Let $x(t), y(t)\in \mathbb{C}_{N}$, where $$ \mathbb{C}_{N}=\{x:\mathbb{Z}\to \mathbb{C}|x(j)=x(j+N)~\text{for any}~j\in \mathbb{Z}\} $$ Define the functions $$ R_{xy}(j)=\sum_{k=0}^{N-1}x(k)\overline{y(k-j)} $$ and $$ R_{xx}(j)=\sum_{k=0}^{N-1}x(k)\overline{x(k-j)} $$ $$ R_{yy}(j)=\sum_{k=0}^{N-1}y(k)\overline{y(k-j)} $$
Show that \begin{equation} \sum_{j=0}^{N-1}|R_{xy}(j)|^2\geq R_{xx}(0)R_{yy}(0)-\left(\sum_{j=1}^{N-1}|R_{xx}(j)|^{2} \right)^{\frac{1}{2}}\left(\sum_{j=1}^{N-1}|R_{yy}(j)|^{2} \right)^{\frac{1}{2}} \end{equation} and \begin{equation} \sum_{j=0}^{N-1}|R_{xy}(j)|^2\leq R_{xx}(0)R_{yy}(0)+\left(\sum_{j=1}^{N-1}|R_{xx}(j)|^{2} \right)^{\frac{1}{2}}\left(\sum_{j=1}^{N-1}|R_{yy}(j)|^{2} \right)^{\frac{1}{2}}. \end{equation} When does the equality holds?
I have trying the Cauchy-Schwarz inequality, but I stuck here. Can someone help me with above inequalites? Thank you very much!
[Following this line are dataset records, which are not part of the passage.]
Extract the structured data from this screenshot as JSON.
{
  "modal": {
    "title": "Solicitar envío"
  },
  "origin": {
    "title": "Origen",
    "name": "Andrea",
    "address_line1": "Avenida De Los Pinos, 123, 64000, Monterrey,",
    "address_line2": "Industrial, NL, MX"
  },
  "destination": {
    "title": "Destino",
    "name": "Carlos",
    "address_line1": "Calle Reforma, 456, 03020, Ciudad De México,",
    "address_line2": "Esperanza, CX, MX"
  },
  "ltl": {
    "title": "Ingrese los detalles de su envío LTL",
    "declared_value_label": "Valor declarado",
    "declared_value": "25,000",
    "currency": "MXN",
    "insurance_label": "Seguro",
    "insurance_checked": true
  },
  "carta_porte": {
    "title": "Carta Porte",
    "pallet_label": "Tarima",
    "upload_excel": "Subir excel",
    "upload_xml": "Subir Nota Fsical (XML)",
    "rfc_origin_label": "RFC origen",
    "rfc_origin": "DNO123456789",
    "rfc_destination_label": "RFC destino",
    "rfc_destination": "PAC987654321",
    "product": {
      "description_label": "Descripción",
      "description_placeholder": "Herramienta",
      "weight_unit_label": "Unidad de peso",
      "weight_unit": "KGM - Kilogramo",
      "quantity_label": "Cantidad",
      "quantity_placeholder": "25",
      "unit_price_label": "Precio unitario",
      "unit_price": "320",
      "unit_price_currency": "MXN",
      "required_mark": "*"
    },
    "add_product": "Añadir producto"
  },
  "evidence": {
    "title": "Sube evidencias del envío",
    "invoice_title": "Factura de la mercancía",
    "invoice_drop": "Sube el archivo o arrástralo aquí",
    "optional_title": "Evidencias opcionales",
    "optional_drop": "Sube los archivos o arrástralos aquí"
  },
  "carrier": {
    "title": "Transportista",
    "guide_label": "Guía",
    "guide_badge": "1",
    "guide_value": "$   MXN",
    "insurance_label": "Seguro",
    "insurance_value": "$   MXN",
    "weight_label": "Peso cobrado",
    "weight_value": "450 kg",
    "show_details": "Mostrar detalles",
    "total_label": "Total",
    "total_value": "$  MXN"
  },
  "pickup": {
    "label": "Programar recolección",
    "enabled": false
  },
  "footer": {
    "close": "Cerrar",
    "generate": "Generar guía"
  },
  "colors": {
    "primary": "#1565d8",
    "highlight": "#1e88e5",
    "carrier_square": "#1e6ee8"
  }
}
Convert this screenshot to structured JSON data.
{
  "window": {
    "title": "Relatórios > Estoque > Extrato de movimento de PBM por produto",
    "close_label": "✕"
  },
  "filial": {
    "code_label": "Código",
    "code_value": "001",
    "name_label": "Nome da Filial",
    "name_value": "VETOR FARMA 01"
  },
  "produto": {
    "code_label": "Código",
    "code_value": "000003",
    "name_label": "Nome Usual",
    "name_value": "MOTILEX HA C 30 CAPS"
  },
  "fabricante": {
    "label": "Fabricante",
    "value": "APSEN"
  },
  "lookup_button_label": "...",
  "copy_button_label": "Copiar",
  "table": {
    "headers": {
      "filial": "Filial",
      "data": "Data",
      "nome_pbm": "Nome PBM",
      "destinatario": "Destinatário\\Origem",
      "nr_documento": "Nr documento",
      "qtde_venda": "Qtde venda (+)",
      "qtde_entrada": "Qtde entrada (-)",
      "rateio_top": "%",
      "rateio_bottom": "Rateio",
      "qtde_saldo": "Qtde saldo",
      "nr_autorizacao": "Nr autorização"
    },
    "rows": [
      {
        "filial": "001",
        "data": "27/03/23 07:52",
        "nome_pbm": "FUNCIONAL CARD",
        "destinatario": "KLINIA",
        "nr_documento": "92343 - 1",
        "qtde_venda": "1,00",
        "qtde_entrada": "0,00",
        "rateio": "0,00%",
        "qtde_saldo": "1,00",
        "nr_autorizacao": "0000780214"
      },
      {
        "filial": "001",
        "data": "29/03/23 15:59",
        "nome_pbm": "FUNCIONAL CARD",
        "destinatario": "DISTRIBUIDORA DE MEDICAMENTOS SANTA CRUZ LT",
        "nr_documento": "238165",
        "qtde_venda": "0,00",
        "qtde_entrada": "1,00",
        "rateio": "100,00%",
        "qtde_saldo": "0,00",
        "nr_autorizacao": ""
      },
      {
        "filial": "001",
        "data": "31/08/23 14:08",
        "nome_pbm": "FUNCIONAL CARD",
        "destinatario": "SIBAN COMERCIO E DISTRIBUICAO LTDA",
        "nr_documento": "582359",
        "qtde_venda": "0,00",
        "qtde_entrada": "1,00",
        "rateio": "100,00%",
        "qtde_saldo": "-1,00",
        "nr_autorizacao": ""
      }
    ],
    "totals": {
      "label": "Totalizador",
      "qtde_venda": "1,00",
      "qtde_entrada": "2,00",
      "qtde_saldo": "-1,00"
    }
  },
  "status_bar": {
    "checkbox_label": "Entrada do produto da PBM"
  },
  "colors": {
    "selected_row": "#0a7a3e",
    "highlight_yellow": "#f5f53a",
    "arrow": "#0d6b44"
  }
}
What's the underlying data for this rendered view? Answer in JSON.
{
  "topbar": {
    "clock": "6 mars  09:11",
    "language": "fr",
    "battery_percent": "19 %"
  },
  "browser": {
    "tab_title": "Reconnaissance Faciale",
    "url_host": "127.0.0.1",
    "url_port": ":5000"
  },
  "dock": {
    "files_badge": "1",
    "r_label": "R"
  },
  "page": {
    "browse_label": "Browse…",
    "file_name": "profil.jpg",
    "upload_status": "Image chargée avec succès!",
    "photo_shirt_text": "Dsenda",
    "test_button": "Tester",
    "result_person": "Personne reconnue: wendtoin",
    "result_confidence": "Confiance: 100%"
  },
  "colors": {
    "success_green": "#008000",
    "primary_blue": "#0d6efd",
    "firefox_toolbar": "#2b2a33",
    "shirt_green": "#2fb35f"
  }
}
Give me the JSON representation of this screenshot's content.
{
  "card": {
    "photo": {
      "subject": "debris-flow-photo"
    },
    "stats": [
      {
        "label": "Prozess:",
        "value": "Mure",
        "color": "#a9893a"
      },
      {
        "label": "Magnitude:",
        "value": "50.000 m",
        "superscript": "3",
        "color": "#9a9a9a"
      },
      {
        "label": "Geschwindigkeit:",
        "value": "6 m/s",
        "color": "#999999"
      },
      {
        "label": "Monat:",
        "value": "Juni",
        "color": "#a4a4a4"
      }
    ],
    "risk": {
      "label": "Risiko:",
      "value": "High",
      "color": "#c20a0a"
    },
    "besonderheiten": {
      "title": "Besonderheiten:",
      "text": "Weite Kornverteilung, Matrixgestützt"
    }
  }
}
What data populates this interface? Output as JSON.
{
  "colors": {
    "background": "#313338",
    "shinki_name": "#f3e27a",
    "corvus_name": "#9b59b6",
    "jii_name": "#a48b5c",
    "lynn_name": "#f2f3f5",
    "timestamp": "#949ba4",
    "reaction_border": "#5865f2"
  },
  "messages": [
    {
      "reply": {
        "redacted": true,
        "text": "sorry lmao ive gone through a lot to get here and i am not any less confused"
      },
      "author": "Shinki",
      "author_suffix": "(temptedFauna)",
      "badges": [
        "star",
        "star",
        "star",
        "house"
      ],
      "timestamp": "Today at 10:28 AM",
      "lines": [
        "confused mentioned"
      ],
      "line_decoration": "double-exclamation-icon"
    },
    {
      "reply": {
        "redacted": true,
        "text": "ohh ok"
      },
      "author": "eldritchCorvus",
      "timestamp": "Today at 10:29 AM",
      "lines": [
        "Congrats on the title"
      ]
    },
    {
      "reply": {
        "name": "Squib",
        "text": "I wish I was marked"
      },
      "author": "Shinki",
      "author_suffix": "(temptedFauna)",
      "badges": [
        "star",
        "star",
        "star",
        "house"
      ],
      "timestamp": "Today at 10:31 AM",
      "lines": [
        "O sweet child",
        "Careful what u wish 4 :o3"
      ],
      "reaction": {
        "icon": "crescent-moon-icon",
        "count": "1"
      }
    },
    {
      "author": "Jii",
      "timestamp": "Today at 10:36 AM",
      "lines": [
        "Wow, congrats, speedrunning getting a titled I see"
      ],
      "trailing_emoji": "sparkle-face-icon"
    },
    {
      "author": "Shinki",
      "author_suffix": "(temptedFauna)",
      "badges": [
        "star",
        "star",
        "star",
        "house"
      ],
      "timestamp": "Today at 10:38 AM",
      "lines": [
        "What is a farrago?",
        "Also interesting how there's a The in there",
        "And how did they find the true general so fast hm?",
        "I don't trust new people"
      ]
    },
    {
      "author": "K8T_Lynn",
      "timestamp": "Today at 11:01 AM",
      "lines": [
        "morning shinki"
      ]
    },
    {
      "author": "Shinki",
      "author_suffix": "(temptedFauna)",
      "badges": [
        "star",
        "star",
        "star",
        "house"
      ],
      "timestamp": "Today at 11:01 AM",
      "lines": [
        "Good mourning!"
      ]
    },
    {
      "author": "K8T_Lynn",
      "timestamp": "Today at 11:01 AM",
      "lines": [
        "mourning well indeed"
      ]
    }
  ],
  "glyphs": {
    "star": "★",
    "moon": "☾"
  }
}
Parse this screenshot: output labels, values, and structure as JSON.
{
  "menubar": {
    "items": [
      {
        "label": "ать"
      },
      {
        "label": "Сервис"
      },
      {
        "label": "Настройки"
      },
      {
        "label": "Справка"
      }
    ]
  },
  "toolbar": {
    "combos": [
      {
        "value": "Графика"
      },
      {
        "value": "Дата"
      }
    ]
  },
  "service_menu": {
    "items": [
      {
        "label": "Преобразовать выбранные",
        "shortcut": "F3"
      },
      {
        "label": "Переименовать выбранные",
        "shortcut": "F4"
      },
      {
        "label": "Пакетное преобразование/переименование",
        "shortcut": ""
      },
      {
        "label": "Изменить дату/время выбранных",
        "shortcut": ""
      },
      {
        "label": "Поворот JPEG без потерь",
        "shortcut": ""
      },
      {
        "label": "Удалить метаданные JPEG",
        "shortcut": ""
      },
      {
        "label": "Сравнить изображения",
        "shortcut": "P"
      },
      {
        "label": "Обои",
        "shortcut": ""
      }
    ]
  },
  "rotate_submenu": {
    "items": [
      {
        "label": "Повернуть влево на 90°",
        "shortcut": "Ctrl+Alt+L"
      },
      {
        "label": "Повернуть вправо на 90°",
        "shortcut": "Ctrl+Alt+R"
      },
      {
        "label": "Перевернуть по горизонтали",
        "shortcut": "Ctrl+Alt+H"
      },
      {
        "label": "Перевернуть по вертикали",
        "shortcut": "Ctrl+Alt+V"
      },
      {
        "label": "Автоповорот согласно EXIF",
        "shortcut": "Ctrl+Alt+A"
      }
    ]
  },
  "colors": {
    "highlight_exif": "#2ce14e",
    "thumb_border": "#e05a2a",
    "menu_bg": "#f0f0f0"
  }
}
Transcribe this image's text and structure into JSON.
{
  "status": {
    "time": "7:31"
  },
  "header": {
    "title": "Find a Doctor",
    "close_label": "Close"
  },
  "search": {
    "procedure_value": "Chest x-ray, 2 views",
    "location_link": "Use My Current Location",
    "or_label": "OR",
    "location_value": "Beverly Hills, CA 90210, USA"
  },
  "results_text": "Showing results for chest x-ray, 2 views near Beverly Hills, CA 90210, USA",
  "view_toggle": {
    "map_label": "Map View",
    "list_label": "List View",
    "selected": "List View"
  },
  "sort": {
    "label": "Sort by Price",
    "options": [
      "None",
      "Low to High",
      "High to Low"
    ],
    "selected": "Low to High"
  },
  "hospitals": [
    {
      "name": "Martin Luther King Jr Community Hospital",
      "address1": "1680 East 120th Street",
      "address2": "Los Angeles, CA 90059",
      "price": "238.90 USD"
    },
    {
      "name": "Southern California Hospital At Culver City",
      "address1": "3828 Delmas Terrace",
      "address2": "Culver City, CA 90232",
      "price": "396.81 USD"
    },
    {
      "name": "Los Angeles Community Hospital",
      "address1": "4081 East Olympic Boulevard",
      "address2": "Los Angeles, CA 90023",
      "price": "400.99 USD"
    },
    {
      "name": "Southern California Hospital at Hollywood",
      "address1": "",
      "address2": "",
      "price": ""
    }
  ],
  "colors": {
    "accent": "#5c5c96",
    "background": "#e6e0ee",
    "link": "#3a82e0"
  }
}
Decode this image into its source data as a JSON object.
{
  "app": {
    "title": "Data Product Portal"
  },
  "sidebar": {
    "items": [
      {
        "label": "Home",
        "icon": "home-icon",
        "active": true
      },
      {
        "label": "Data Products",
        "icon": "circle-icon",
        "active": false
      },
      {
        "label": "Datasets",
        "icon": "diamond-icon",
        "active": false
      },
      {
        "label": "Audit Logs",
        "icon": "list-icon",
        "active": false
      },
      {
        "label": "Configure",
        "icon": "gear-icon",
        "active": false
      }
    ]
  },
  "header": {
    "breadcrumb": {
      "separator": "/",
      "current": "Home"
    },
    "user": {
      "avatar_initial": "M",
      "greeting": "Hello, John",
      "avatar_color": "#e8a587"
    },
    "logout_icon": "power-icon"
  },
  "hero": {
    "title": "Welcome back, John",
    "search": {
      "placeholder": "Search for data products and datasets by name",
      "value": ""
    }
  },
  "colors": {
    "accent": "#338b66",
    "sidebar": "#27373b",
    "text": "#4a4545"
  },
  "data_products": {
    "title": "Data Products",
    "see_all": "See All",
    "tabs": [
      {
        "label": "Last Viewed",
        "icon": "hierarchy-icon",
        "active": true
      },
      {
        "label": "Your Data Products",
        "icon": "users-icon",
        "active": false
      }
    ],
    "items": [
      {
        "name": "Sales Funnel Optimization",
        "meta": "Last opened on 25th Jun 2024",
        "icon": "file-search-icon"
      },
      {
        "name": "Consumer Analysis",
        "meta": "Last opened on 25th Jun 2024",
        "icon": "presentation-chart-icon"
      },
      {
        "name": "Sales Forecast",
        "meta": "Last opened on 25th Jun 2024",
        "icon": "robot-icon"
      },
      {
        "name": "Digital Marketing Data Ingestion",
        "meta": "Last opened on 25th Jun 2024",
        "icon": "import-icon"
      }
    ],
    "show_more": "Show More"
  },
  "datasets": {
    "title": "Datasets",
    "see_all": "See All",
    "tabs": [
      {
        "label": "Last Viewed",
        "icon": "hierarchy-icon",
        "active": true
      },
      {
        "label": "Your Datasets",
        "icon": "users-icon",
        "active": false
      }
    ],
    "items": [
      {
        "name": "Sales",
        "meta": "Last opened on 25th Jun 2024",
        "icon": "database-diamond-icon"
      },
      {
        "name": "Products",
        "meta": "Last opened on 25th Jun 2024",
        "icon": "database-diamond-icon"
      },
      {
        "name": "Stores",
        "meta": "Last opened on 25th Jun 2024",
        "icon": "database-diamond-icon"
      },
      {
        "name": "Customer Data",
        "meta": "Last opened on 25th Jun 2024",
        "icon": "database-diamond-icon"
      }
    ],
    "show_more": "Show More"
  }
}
Since the functions $R$ are convolutions, we might use the Fourier transform. Let's define it as $$\hat{x}(k) := \frac{1}{\sqrt{N}}\sum_{j=0}^{N-1}x(j)e^{-2\pi ijk/N}.$$ You may see that $$\begin{align*} (i)\quad &x(j) = \frac{1}{\sqrt{N}}\sum_{k=0}^{N-1}\hat{x}(k)e^{2\pi i jk/N}; \\ (ii)\quad &\lVert x\rVert_2 = \lVert \hat{x}\rVert_2; \\ (iii)\quad &\hat{R}_{xy}(k) = \sqrt{N}\hat{x}\bar{\hat{y}}(k).\end{align*}$$ By homogeneity we can assume that $\lVert \hat{x}\rVert_2 = \lVert \hat{y}\rVert_2 = 1$, and using these properties both inequalities get into $$N\lVert \hat{x}\hat{y} \rVert_2^2 \geq 1-(N\lVert \hat{x}\rVert_4^4-1)^{1/2}(N\lVert \hat{y}\rVert_4^4-1)^{1/2}$$ and $$N\lVert \hat{x}\hat{y} \rVert_2^2 \leq 1+(N\lVert \hat{x}\rVert_4^4-1)^{1/2}(N\lVert \hat{y}\rVert_4^4-1)^{1/2}.$$ Now we can think in terms of multiplication instead of convolution. We can write these equations more briefly, changing notation also, as $$\lvert N\lVert fg \rVert_2^2-1\rvert \le (N\lVert f\rVert_4^4-1)^{1/2}(N\lVert g\rVert_4^4-1)^{1/2}. \qquad(*)$$ We don't lose anything if we think of $f$ and $g$ as positive functions.
Now we exploit some probabilistic intuition. Since $\lVert f\rVert_2 = 1$, we have that the mean value of $f$ is $1/\sqrt{N}$, so let's rewrite the left hand side of (*) as
$$N\Big(\sum f^2g^2 \Big) - 1 = N\sum\Big(f^2-\frac{1}{N}\Big)\Big(g^2-\frac{1}{N}\Big).$$ We use Cauchy-Schwarz to see that $$\begin{align*} \lvert\sum\Big(f^2-\frac{1}{N}\Big)\Big(g^2-\frac{1}{N}\Big)\rvert &\le \Big[\sum\Big(f^2-\frac{1}{N}\Big)^2\Big]^{1/2}\Big[\sum\Big(g^2-\frac{1}{N}\Big)^2\Big]^{1/2} \\ &= [\lVert f\rVert_4^4-1/N]^{1/2}[\lVert g\rVert_4^4-1/N]^{1/2}, \end{align*}$$ which implies (*). I hope there is no mistake.